ABSTRACT
Introduction
Poly (ADP-ribose) polymerase inhibitors (PARPi) are already part of the armamentarium of drugs available against ovarian and breast cancer. There is less data available on the efficacy of these drugs in the treatment of non-small cell lung cancer (NSCLC).
Areas covered
The authors have analyzed the preclinical studies that justified the use of PARPi in NSCLC. They then evaluate the in vivo efficacy of the combination of these drugs with chemotherapy, radiotherapy, and immunotherapy.
Expert opinion
Data from clinical trials available to date have discouraged the use of PARPi in association with chemotherapy or radiotherapy in NSCLC. The knowledge available to date opens the door to the use of PARPi in association with immunotherapy. In fact, the activity of these drugs would not be based only on direct cytotoxic action, but also on the modification of the intra-tumor microenvironment, in particular by increasing the expression of PD-L1 on tumor cells. This action might potentially enhance available treatments with a modest increase in toxicity.
Article highlights
The role of PARP in repairing platinum-induced adducts has been investigated in preclinical and clinical studies, with some data suggesting that it could represent an important molecular resistance mechanism to platinum chemotherapy and, thus, a possible target of therapy.
Veliparib, versus placebo, in association with platinum-based doublet chemotherapy in advanced squamous lung cancer is currently studied in a phase III trial on the basis of promising results obtained in early phase and phase II studies.
Despite significant preclinical data supporting combination of radiotherapy and PARP inhibition in NSCLC, only few trials have tested this combination, so far.
A relevant application of this synergism might be unresectable stage III NSCLC, for which the standard is concurrent chemo-radiotherapy. The use of PARPi could represent an alternative to toxic and poorly tolerated drugs in this setting. Some clinical trials with olaparib and veliparib are currently ongoing in this setting.
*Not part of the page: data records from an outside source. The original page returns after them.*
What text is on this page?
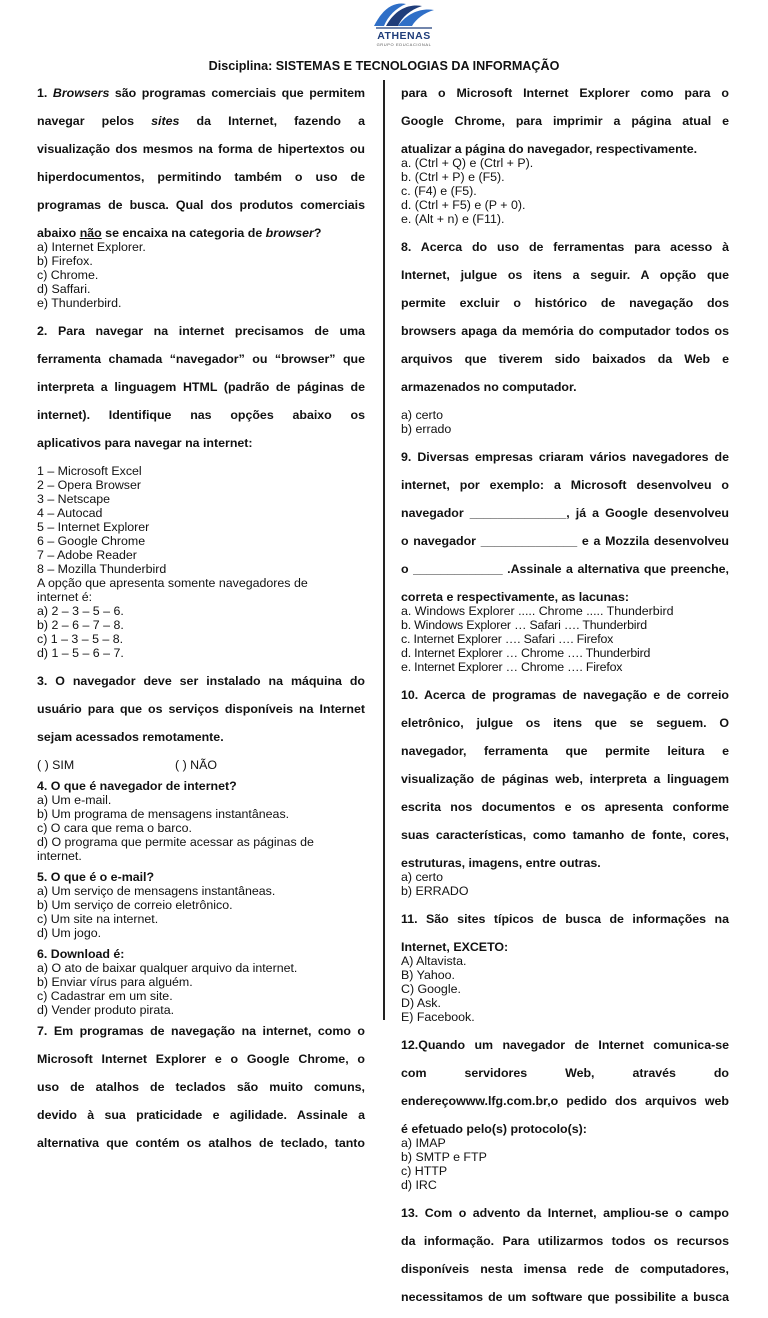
ATHENAS
GRUPO EDUCACIONAL
Disciplina: SISTEMAS E TECNOLOGIAS DA INFORMAÇÃO
1. Browsers são programas comerciais que permitem
navegar pelos sites da Internet, fazendo a
visualização dos mesmos na forma de hipertextos ou
hiperdocumentos, permitindo também o uso de
programas de busca. Qual dos produtos comerciais
abaixo não se encaixa na categoria de browser?
a) Internet Explorer.
b) Firefox.
c) Chrome.
d) Saffari.
e) Thunderbird.
2. Para navegar na internet precisamos de uma
ferramenta chamada “navegador” ou “browser” que
interpreta a linguagem HTML (padrão de páginas de
internet). Identifique nas opções abaixo os
aplicativos para navegar na internet:
1 – Microsoft Excel
2 – Opera Browser
3 – Netscape
4 – Autocad
5 – Internet Explorer
6 – Google Chrome
7 – Adobe Reader
8 – Mozilla Thunderbird
A opção que apresenta somente navegadores de
internet é:
a) 2 – 3 – 5 – 6.
b) 2 – 6 – 7 – 8.
c) 1 – 3 – 5 – 8.
d) 1 – 5 – 6 – 7.
3. O navegador deve ser instalado na máquina do
usuário para que os serviços disponíveis na Internet
sejam acessados remotamente.
( ) SIM	( ) NÃO
4. O que é navegador de internet?
a) Um e-mail.
b) Um programa de mensagens instantâneas.
c) O cara que rema o barco.
d) O programa que permite acessar as páginas de
internet.
5. O que é o e-mail?
a) Um serviço de mensagens instantâneas.
b) Um serviço de correio eletrônico.
c) Um site na internet.
d) Um jogo.
6. Download é:
a) O ato de baixar qualquer arquivo da internet.
b) Enviar vírus para alguém.
c) Cadastrar em um site.
d) Vender produto pirata.
7. Em programas de navegação na internet, como o
Microsoft Internet Explorer e o Google Chrome, o
uso de atalhos de teclados são muito comuns,
devido à sua praticidade e agilidade. Assinale a
alternativa que contém os atalhos de teclado, tanto
para o Microsoft Internet Explorer como para o
Google Chrome, para imprimir a página atual e
atualizar a página do navegador, respectivamente.
a. (Ctrl + Q) e (Ctrl + P).
b. (Ctrl + P) e (F5).
c. (F4) e (F5).
d. (Ctrl + F5) e (P + 0).
e. (Alt + n) e (F11).
8. Acerca do uso de ferramentas para acesso à
Internet, julgue os itens a seguir. A opção que
permite excluir o histórico de navegação dos
browsers apaga da memória do computador todos os
arquivos que tiverem sido baixados da Web e
armazenados no computador.
a) certo
b) errado
9. Diversas empresas criaram vários navegadores de
internet, por exemplo: a Microsoft desenvolveu o
navegador ______________, já a Google desenvolveu
o navegador ______________ e a Mozzila desenvolveu
o _____________ .Assinale a alternativa que preenche,
correta e respectivamente, as lacunas:
a. Windows Explorer ..... Chrome ..... Thunderbird
b. Windows Explorer … Safari …. Thunderbird
c. Internet Explorer …. Safari …. Firefox
d. Internet Explorer … Chrome …. Thunderbird
e. Internet Explorer … Chrome …. Firefox
10. Acerca de programas de navegação e de correio
eletrônico, julgue os itens que se seguem. O
navegador, ferramenta que permite leitura e
visualização de páginas web, interpreta a linguagem
escrita nos documentos e os apresenta conforme
suas características, como tamanho de fonte, cores,
estruturas, imagens, entre outras.
a) certo
b) ERRADO
11. São sites típicos de busca de informações na
Internet, EXCETO:
A) Altavista.
B) Yahoo.
C) Google.
D) Ask.
E) Facebook.
12.Quando um navegador de Internet comunica-se
com servidores Web, através do
endereçowww.lfg.com.br,o pedido dos arquivos web
é efetuado pelo(s) protocolo(s):
a) IMAP
b) SMTP e FTP
c) HTTP
d) IRC
13. Com o advento da Internet, ampliou-se o campo
da informação. Para utilizarmos todos os recursos
disponíveis nesta imensa rede de computadores,
necessitamos de um software que possibilite a busca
Preclinical studies showed an uprising of PD-L1 level in cell lines, when treated with PARP inhibitors. These findings have been validated in human cancer samples, suggesting that high PARP enzyme activity suppresses PD-L1 expression. Currently, no published data on combinations of PARP inhibitors and ICI in NSCLC are available.
Declaration of interest
G Rossi declares receiving honoraria from Amgen Inc, Roche, Novartis and Bristol-Myers Squibb while C Genova has received honoraria from Bristol-Myers Squibb, AstraZeneca, Merck Sharp and Dohme and Roche. Meanwhile, L Longo is a researcher supported by the Compagnia di San Paolo (2017-0529). The authors have no other relevant affiliations or financial involvement with any organization or entity with a financial interest in or financial conflict with the subject matter or materials discussed in the manuscript apart from those disclosed.
Reviewer disclosures
Peer reviewers on this manuscript have no relevant financial or other relationships to disclose.